Sunday, September 18, 2016

Devotion 399 - time

When you take time out of the equation, you give eternal back to God.
 Turns out taking a clock off the wall can make a big difference in how you feel time. The old clock had hung in the same spot for ten years.

I can forget appointments.  I can forget birthdays.  I can forget lunches and back packs and healthy snacks.  I can forget where it is I put that ten-year old clock after I took it off the wall.  And I forgot, at least one hundred times that I had taken her down, because that is just about how many times I looked at that blank wall.

I had an entire two days to put my kitchen back together.  It was freshly painted.  My whole weekend was dedicating to restoring order to the disorder.  I was focused, yet I kept glancing at that wall.  It got almost unnerving how reliant I was at looking up there.  

I see people who do this with their phones and I scoff wondering who could need or want interruptions that often.  Evidently it is not information, or communication I crave, it is time. 
I discovered something.  When you cannot see time, you feel time.  Strange this, the Eternal God sets into us a keen awareness of the present and the passage of time.  Yet when that awareness is suddenly altered, it becomes more intangible, more freeing, more holy. It feels like something that is not strictly our own but belonging to a higher purpose and a more divine cause.
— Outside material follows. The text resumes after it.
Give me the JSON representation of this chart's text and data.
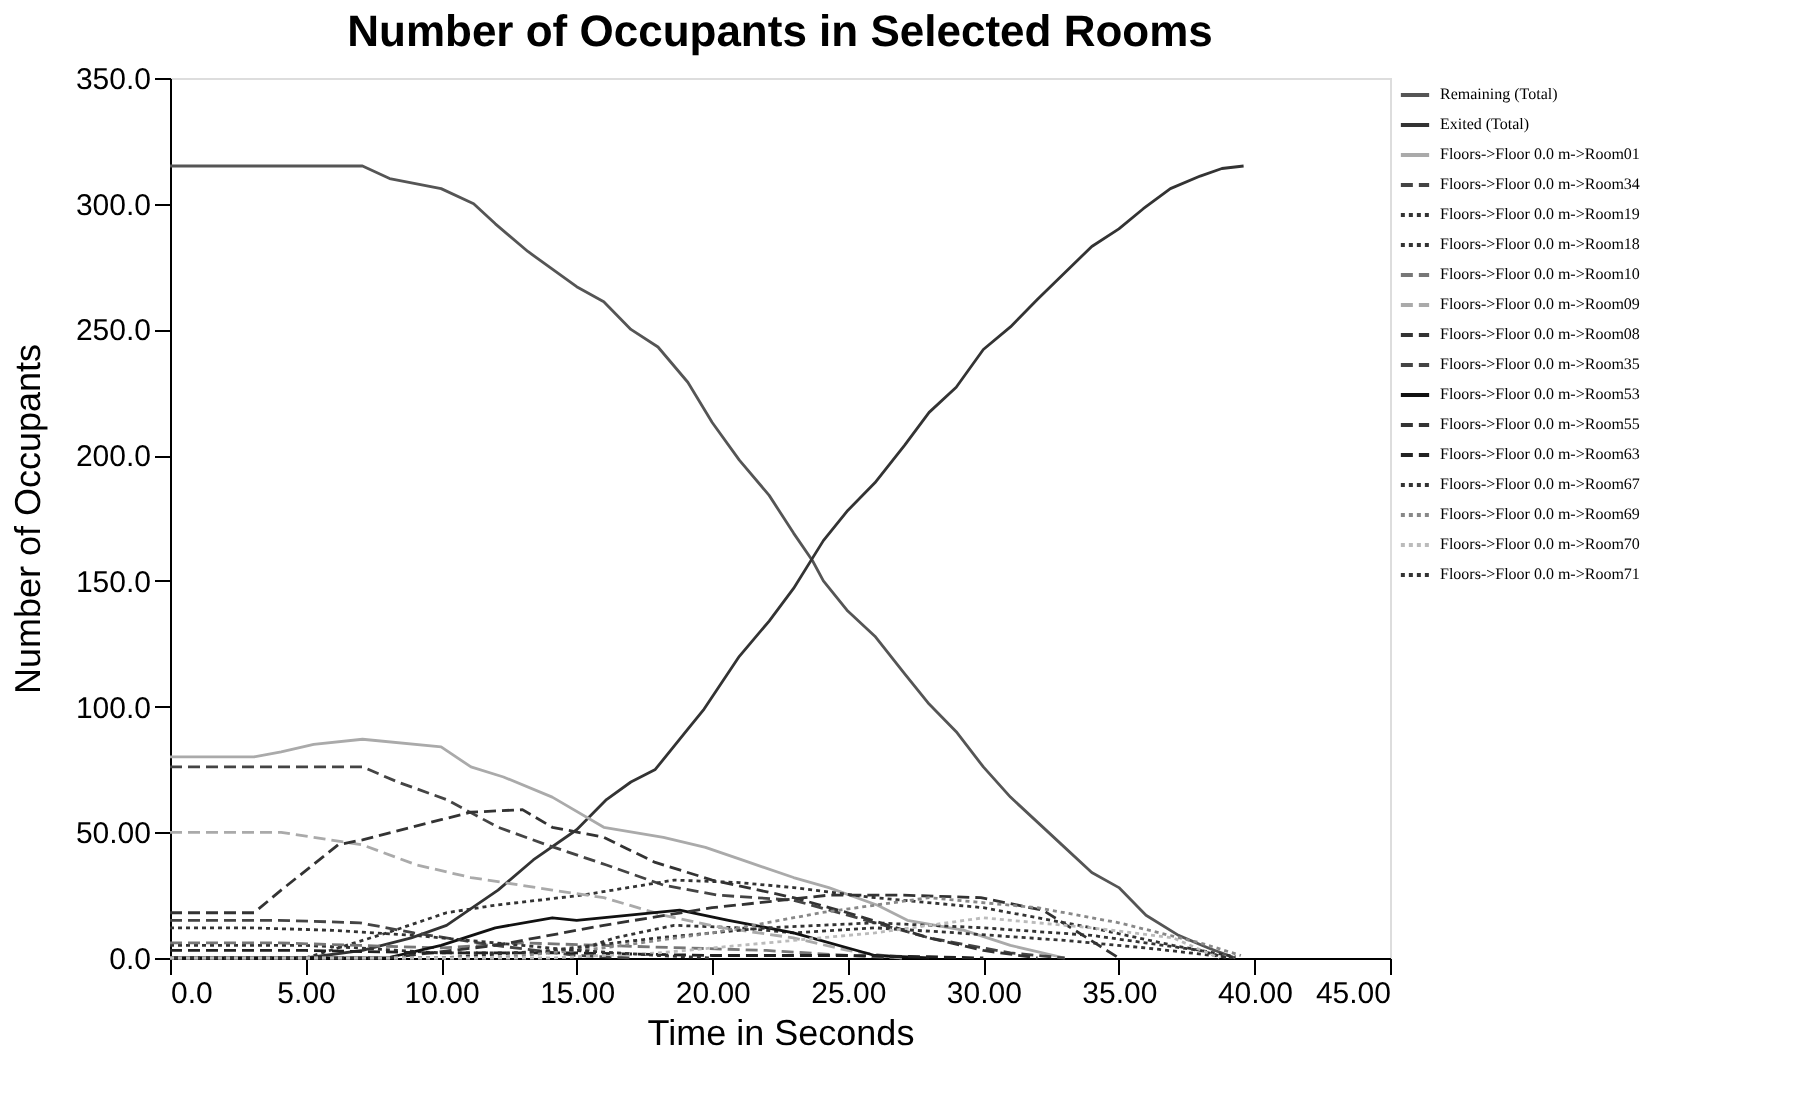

I stopped thinking of time in minutes but rather in purpose. When my daughter skipped through the kitchen and asked to play bubbles; I stopped.  I had no reference of my closeness to an hour or my readiness for a meal.  I stepped away from my chore, we played, and I returned, never thinking a moment was wasted or rushed as it was not measured or recorded.
 My daughter put her pajamas on late that night.  I had not looked at the clock but I could tell as the stars hung high we had long since passed her bedtime.  She held me close as we read more stories and told me, “This was the best day ever.”

These words are common for Ava.  Gratefully she has a lot of ‘best days’ but rarely can I say the same.  

This was an exception.

It had been an exhausting day.  My legs hurt, my back hurt, I felt like I had used more muscles than I knew I had, but there was something terrifically special about the day.  It was all mine and all His.  I found Him in the memories of dishes packed away and art projects hidden in drawers.  Nothing about the day felt hurried or stolen or frustrating or forced.  It felt whole.
 
What have I ever gained by hurrying?  What have I ever lost by resting? There is something sacred about seeking the presence of God, but it takes time. 

I want to seek Him.  I want to rest in Him.  I want to find Him in the gentle and the hard, not just in the beginning and the end, but in the in between.

It is He that wants to fill the middle, the moments, the mundane.

We run about looking when the appointments have already been set before us in the dazzling sunrise, the sparkling eyes, the hurting hearts. There is nothing random; there is only abundance and a forever of righteous.

 
“Let the beloved of the Lord rest secure in him, for he shields him all day long, and the one the Lord loves rests between his shoulders.”